Puluhan ribu masyarakat berkumpul di alun-alun kota pada pagi hari sekali sesuai arahan prajurit, mereka terkejut menemukan Elos Marquis Nate bersama keluarganya yang berlutut di depan mereka serta sedang terikat.

__ADS_1


Ketika semua penduduk sudah dikumpulkan, Elos naik ke atas panggung bersama Riona dan Lumina yang ada di belakangnya, sedangkan Kronev maka ia berjaga di samping. Tubuhnya terlalu besar yang membuat panggung ini mungkin hancur jika Kronev ikut naik.


Elos naik ke atas panggung tersebut sebelum berteriak "Aku yakin kalian semua pasti terkejut, tapi aku tetap akan memberitahunya kepada kalian hari ini. Zaman kekuasaan Marquis Nate sudah berakhir, mulai hari ini aku yang menjadi penguasa baru Pulau Nate ini, Tuan Labirin Fjorten Elos! Selain itu, nama Pulau Nate berubah menjadi Pulau Novus dan pulau ini menjadi bagian dari Provinsi Portus Aureus!".


"Lalu akan ada banyak peraturan yang berubah, terutama penguasa kota. Namun akan membutuhkan banyak waktu untuk menyelesaikan semua peraturan ini sehingga kami akan memberitahu kalian nanti, meskipun begitu aku akan memberikan kalian sebuah peraturan lebih dulu! Pajak setiap hasil pertanian akan berubah yaitu menjadi 30%, semua tempat pembuatan garam serta pelabuhan akan kembali ke tangan pemerintahan yaitu tanganku, dan setiap penduduk di Kota Novus yang membeli garam akan mendapatkan potongan harga 30% dengan syarat ada batasan pembelian agar kalian tidak menjual garam itu lagi. Setelah itu kami akan memberikan setiap nelayan kapal baru dan pajak hasil menangkap ikan juga menjadi 30%".
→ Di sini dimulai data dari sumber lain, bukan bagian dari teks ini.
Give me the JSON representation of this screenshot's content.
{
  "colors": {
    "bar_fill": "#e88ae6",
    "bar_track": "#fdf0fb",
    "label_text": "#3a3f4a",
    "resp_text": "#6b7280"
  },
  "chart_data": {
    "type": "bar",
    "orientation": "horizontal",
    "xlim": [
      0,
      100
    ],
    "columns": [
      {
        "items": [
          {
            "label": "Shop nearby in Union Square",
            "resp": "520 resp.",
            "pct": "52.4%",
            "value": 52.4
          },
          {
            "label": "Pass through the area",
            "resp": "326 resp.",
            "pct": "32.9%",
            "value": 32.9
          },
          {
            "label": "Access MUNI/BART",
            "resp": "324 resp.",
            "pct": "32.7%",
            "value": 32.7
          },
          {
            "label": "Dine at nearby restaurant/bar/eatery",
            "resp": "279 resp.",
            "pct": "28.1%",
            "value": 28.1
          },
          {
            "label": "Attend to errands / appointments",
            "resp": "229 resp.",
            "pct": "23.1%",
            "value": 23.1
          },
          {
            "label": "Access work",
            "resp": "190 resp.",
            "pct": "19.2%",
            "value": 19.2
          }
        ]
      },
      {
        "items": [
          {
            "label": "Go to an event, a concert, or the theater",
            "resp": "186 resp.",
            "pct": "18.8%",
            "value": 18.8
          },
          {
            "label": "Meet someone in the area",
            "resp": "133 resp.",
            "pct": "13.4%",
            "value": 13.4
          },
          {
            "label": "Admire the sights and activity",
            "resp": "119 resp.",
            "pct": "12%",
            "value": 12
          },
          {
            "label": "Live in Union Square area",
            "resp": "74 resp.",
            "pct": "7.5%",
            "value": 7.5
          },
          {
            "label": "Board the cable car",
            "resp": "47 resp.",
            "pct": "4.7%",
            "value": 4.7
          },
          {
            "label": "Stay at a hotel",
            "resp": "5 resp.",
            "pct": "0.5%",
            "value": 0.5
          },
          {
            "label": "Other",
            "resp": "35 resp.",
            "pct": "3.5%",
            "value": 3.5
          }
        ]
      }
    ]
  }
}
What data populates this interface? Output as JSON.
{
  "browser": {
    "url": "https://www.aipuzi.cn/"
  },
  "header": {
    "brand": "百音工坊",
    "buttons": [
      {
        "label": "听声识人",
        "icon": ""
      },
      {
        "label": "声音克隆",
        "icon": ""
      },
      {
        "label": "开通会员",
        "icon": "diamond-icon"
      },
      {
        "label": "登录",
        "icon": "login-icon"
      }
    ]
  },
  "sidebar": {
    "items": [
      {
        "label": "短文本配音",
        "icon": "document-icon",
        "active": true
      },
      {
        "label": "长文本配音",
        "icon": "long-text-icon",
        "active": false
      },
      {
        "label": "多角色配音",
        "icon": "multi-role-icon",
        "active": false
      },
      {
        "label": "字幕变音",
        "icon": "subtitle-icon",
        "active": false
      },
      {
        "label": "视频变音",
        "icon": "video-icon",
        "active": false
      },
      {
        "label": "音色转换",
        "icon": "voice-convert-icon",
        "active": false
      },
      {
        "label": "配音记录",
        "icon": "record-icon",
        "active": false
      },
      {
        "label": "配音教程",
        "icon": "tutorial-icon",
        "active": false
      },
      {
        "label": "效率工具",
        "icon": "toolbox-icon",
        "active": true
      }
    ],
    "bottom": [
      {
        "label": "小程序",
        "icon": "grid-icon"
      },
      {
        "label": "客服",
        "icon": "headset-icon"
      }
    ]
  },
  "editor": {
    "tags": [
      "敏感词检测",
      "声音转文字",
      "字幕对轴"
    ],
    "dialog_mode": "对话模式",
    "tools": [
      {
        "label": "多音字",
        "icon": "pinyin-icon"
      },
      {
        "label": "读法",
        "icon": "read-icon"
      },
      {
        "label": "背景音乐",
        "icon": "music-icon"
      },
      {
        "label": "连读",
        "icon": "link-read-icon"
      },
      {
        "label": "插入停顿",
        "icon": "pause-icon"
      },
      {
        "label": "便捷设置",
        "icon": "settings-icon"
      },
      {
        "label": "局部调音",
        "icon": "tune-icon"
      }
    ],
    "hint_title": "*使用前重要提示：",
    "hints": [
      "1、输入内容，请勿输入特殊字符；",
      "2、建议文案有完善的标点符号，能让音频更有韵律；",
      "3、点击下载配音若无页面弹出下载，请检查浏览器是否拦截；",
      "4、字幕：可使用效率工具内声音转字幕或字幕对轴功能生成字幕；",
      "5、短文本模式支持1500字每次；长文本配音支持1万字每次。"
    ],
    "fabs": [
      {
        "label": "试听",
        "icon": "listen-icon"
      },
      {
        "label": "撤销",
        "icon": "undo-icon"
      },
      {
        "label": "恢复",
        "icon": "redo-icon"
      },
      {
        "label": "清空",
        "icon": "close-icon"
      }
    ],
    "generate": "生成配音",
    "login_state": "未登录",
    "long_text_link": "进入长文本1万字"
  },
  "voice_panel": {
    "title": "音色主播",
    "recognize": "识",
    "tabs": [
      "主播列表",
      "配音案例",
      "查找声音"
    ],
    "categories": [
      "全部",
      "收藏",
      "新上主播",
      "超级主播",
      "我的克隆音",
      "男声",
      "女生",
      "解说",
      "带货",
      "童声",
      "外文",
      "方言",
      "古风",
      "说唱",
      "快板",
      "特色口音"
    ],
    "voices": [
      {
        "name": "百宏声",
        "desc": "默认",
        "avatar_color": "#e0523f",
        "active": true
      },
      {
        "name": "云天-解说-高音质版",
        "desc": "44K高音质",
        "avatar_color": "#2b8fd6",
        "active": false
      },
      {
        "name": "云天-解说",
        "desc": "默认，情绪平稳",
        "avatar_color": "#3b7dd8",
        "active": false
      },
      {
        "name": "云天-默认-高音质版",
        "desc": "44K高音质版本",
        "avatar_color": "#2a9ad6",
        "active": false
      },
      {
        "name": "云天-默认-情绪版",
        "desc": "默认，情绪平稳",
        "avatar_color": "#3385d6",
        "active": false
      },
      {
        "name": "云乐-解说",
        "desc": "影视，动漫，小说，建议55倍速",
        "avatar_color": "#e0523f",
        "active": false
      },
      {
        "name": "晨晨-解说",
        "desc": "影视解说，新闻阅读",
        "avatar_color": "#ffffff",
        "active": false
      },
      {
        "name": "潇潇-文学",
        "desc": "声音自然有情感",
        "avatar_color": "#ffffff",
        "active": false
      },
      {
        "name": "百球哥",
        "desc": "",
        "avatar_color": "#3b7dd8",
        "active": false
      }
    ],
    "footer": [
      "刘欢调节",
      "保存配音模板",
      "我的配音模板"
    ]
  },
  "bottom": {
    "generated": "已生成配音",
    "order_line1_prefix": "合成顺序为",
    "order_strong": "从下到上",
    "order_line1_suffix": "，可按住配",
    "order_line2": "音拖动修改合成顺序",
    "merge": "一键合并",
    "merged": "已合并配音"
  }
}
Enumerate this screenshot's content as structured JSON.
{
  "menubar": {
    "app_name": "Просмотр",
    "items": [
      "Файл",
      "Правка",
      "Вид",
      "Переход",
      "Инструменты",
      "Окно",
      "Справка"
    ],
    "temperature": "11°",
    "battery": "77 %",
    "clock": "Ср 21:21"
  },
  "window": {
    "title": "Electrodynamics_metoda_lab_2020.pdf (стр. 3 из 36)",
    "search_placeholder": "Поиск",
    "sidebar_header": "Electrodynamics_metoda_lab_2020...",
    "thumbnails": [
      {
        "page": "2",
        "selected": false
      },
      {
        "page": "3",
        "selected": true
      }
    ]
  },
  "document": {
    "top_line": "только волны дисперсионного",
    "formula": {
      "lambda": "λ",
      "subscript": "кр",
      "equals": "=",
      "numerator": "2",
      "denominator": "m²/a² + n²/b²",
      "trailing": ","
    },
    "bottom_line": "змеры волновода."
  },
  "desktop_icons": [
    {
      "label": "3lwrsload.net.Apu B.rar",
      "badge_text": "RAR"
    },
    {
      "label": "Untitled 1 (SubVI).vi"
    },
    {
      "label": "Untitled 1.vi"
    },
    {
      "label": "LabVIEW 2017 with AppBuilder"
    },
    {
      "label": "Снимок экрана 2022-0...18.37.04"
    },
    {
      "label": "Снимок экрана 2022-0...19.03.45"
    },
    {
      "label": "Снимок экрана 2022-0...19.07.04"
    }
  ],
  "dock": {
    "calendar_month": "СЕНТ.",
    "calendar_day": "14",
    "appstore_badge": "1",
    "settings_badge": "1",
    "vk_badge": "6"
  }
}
Para penduduk di alun-alun kota membeku, sebagian besar dari mereka merupakan petani dan nelayan sehingga aturan baru Elos sangat penting bagi mereka.


Para penduduk ini mulai kembali sadar dan mengangkat tangan mereka sebelum berteriak "Hidup tuan Elos!".


"Panjang umur tuan Elos!".


"Terima kasih atas kebaikan tuan Elos!".


Teriakan rasa hormat serta pengakuan para penduduk atas Elos mulai terdengar di sekitar alun-alun ini.


Elos yang berdiri di atas panggung tiba-tiba merasakan aliran kekuatan dari semangat para penduduk yang berkumpul pada dirinya, setelah itu Elos naik menjadi rank 7, bukan hanya Elos tapi Riona ikut meningkat menjadi rank 7.


"Apakah semangat dan pengakuan para penduduk ini seperti energi kehidupan yang diberikan kepadaku yang menyebabkan rank milikku naik?", pikir Elos tentang penyebab rank miliknya meningkat.


Setelah beberapa saat, Elos mengangkat tangannya yang membuat seluruh penduduk menjadi diam, hal ini menunjukkan bahwa para penduduk sudah mengakui Elos yang membuat mereka menjadi diam sesuai gerakan tangan Elos.


"Aku tahu kalian merasa senang, tapi sekarang ada yang lebih penting lagi yaitu menghukum para penjahat yang sudah menekan kalian selama ini", teriak Elos mengingatkan semua orang bahwa Marquis Nate masih ada di atas panggung itu juga.